In the 1970s, telescopes orbiting above earth's sheltering magnetic field and atmosphere began returning data on X-rays and other non-visible types of radiation. Rather quickly, the age-old image of the sky as a quiet curtain of stars was yanked aside, revealing a zoo of weird objects, powerful beams and cataclysmic explosions.
All of them needed to be explained, and theorists began to focus on magnetic reconnection, which had been sketched out in 1956. By now, magnetic reconnection has been linked to:
- Black holes, ultra-dense objects with intense gravity that prohibits even light from leaving.
- Pulsars, which rotate hundreds of times a second and emit piercing beacons of light.
- Supernovas, which release energy visible across the galaxies when they explode.
- Active galactic nuclei, super-bright candles that are visible from billions of light years distance.
"Almost everything we know about the universe comes from the light that reaches us," says Cary Forest, also a professor of physics at UW-Madison. "When one of these fantastic space telescopes sees a massive burst of X-rays that lasts just tens of milliseconds coming from an object in a galaxy far away, this giant burst of energy at such a great distance may reflect a massive reconnection event."
But there's more, Forest adds. "When neutron stars merge and give off X-rays, that's magnetic reconnection. With these advanced orbiting telescopes, just about everything that's interesting, that goes off suddenly, probably has some major reconnection element at its root."

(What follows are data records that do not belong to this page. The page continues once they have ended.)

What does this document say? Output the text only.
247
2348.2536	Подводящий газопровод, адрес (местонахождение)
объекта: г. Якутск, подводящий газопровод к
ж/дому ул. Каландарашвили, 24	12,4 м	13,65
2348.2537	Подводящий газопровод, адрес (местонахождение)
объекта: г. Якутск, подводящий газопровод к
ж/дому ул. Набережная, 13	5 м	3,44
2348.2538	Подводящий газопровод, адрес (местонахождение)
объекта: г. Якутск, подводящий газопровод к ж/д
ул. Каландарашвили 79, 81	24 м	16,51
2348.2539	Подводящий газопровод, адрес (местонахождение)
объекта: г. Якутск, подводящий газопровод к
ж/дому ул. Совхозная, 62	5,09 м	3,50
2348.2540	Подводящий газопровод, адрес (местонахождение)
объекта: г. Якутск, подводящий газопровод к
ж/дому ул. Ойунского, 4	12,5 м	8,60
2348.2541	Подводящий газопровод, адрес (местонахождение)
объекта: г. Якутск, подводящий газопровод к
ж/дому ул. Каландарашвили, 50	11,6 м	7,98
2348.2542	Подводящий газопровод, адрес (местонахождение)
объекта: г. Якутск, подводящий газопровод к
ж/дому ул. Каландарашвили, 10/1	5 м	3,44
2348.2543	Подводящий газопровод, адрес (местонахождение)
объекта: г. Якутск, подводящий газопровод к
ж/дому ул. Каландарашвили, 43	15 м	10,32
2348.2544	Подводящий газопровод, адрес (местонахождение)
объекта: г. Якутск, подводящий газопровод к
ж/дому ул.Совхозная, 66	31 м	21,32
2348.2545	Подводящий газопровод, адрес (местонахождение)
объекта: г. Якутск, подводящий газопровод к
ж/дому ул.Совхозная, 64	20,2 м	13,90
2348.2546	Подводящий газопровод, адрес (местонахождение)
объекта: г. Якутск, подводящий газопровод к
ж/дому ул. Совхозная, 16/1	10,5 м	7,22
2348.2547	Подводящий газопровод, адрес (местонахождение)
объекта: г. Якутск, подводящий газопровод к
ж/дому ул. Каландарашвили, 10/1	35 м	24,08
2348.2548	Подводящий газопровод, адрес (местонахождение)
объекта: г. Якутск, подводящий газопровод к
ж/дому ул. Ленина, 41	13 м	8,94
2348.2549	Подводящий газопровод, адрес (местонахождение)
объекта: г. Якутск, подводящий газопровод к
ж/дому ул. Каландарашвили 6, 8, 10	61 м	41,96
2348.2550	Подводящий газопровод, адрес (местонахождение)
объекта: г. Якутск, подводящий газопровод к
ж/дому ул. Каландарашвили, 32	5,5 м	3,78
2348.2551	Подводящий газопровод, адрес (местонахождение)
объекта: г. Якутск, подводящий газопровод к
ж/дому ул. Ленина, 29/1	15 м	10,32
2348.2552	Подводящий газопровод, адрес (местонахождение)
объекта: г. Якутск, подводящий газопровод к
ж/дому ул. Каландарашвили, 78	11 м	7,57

Magnetic reconnection also underlies the auroras at both poles, Egedal says. When reconnection occurs on the sunward side of Earth, as was seen in the recent study, "it changes the magnetic energy in the system. This energy migrates to the night side, and the same thing happens there, accelerating particles to the poles, forming auroras."
Beyond offering insight into the role of magnetic reconnection in celestial explosions, eruptions and extraordinary emissions of energy, the observations have a practical side in terms of space weather: explosions of charged matter from the sun can damage satellites and even electrical equipment on the ground. After a solar flare in 1989, for example, the entire power system in Quebec went dark after it picked up a pulse of energy from space. "Across the United States from coast to coast, over 200 power grid problems erupted within minutes of the start of the March 13 magnetic storm," NASA wrote.

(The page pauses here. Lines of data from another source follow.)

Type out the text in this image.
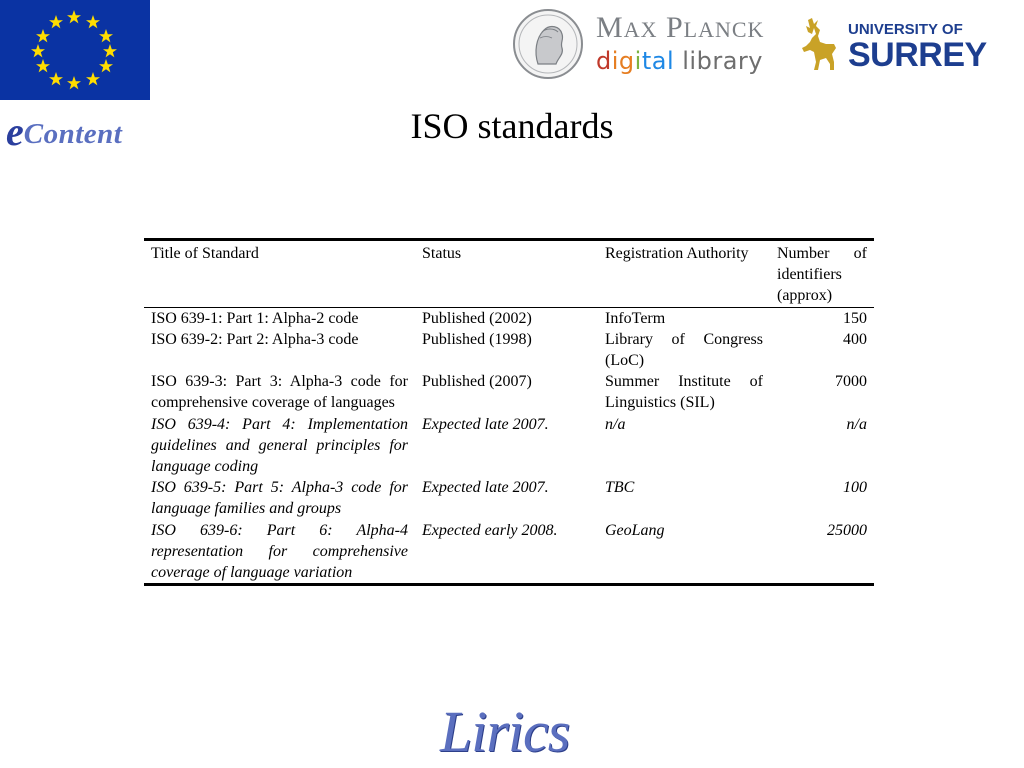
eContent
MAX PLANCK
digital library
UNIVERSITY OF
SURREY
ISO standards
Title of Standard	Status	Registration Authority	Number of identifiers (approx)
ISO 639-1: Part 1: Alpha-2 code	Published (2002)	InfoTerm	150
ISO 639-2: Part 2: Alpha-3 code	Published (1998)	Library of Congress (LoC)	400
ISO 639-3: Part 3: Alpha-3 code for comprehensive coverage of languages	Published (2007)	Summer Institute of Linguistics (SIL)	7000
ISO 639-4: Part 4: Implementation guidelines and general principles for language coding	Expected late 2007.	n/a	n/a
ISO 639-5: Part 5: Alpha-3 code for language families and groups	Expected late 2007.	TBC	100
ISO 639-6: Part 6: Alpha-4 representation for comprehensive coverage of language variation	Expected early 2008.	GeoLang	25000
Lirics
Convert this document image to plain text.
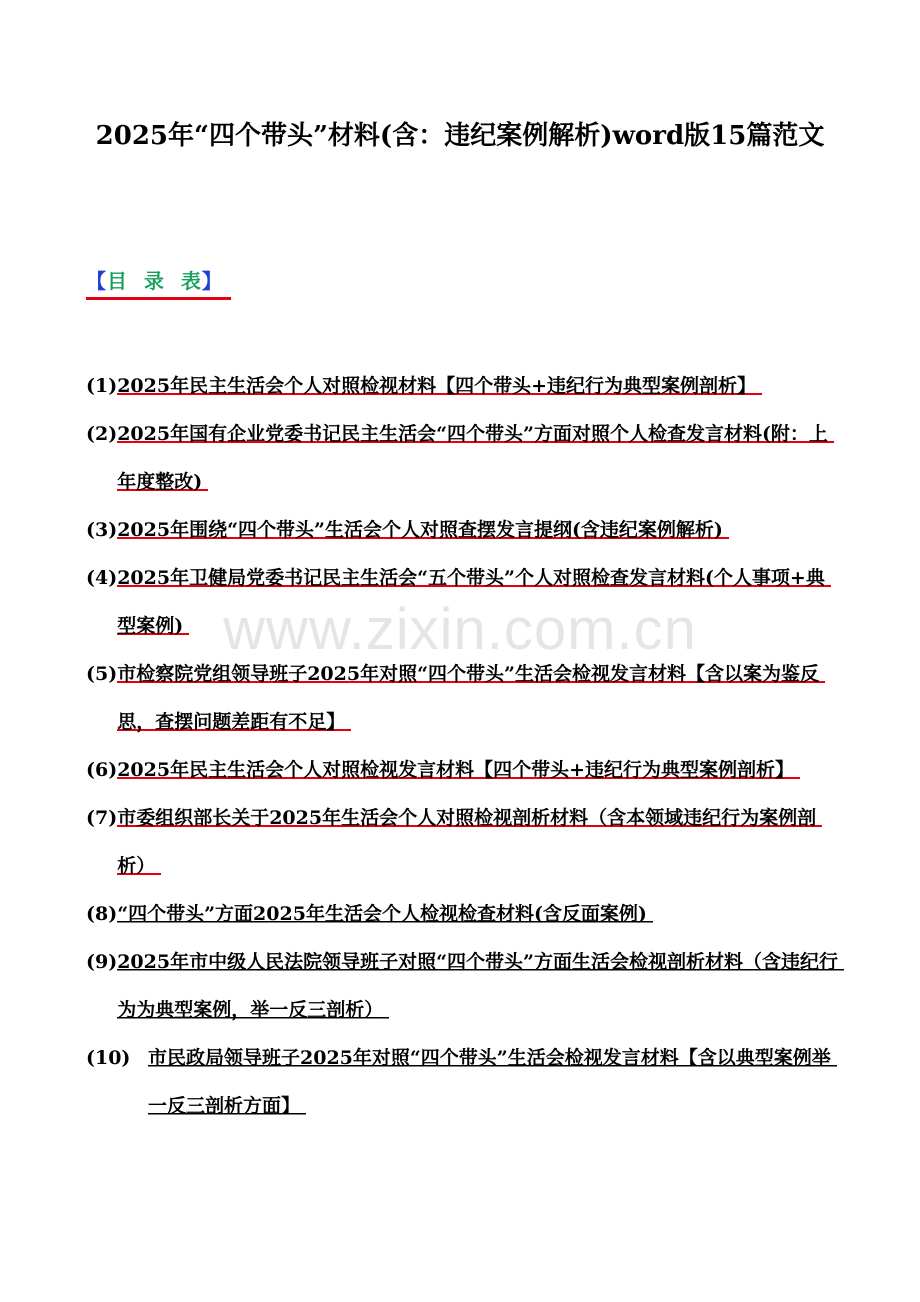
2025年“四个带头”材料(含：违纪案例解析)word版15篇范文
【目  录  表】
(1) 2025年民主生活会个人对照检视材料【四个带头+违纪行为典型案例剖析】
(2) 2025年国有企业党委书记民主生活会“四个带头”方面对照个人检查发言材料(附：上年度整改)
(3) 2025年围绕“四个带头”生活会个人对照查摆发言提纲(含违纪案例解析)
(4) 2025年卫健局党委书记民主生活会“五个带头”个人对照检查发言材料(个人事项+典型案例)
(5) 市检察院党组领导班子2025年对照“四个带头”生活会检视发言材料【含以案为鉴反思，查摆问题差距有不足】
(6) 2025年民主生活会个人对照检视发言材料【四个带头+违纪行为典型案例剖析】
(7) 市委组织部长关于2025年生活会个人对照检视剖析材料（含本领域违纪行为案例剖析）
(8) “四个带头”方面2025年生活会个人检视检查材料(含反面案例)
(9) 2025年市中级人民法院领导班子对照“四个带头”方面生活会检视剖析材料（含违纪行为为典型案例，举一反三剖析）
(10) 市民政局领导班子2025年对照“四个带头”生活会检视发言材料【含以典型案例举一反三剖析方面】
www.zixin.com.cn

Today, Forest notes, modern utility systems contain switches to interrupt the loop of conductors that could become antennas that pick up a problematic pulse from the sun.
"If we understand reconnection better, perhaps we can improve space weather forecasts," says Egedal. "We can look at the sun to predict what may happen in two to four days, which is how long the wind from the sun takes to reach Earth."